Дуэйн посмотрел так, как будто бы его это меньше всего волновало. Неожиданно для всех он легко уступил и, добавив, что не может остаться на кофе, подошел к одному из диванов, чтобы что-то взять. Это был черный плащ для верховой езды. Рослин его сразу же узнала. Такой же, как был на всаднике!
Итак, всадником, которого она видела, сидя на крыше гаремной башни, был Дуэйн. Он принадлежал пустыне, он был ее частью, частью ее гор, так что Изабелле придется использовать весь свой талант, чтобы увезти его отсюда.

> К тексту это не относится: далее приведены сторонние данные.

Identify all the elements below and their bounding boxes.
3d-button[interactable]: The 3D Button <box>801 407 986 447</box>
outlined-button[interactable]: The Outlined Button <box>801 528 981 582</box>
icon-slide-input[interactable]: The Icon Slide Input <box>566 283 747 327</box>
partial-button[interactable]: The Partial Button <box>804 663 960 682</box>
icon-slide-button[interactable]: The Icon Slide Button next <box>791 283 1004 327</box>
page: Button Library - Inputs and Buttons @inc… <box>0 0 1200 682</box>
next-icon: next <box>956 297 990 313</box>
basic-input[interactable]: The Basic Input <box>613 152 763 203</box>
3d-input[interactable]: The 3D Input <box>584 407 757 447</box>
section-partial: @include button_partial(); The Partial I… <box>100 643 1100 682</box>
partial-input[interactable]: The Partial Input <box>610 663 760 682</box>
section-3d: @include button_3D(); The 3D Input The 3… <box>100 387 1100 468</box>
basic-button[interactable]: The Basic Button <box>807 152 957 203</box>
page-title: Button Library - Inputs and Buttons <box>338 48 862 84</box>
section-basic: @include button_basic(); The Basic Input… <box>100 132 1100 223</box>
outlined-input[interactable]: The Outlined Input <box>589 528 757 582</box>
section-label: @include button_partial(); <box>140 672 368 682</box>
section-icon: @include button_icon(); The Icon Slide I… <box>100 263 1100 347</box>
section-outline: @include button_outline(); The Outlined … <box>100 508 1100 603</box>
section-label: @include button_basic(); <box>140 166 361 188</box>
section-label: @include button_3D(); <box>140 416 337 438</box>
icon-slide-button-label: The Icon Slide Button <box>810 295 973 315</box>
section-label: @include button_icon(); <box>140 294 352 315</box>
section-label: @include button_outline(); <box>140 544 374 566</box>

Дуэйн попрощался и вышел из комнаты в сопровождении Изабеллы. Она, улыбаясь, смотрела на него и все что-то говорила, напоминая сойку, чирикающую рядом с ястребом.
— Что нашло на нашего Дуэйна? — усмехнулась Нанетт. — Тристан, не кажется ли тебе, что наш мальчик влюбился?
Тристан пожал плечами и протянул Рослин очищенный апельсин. Как говорят арабы, красивая женщина — что западня, и даже самые осторожные мужчины неизбежно в нее попадают.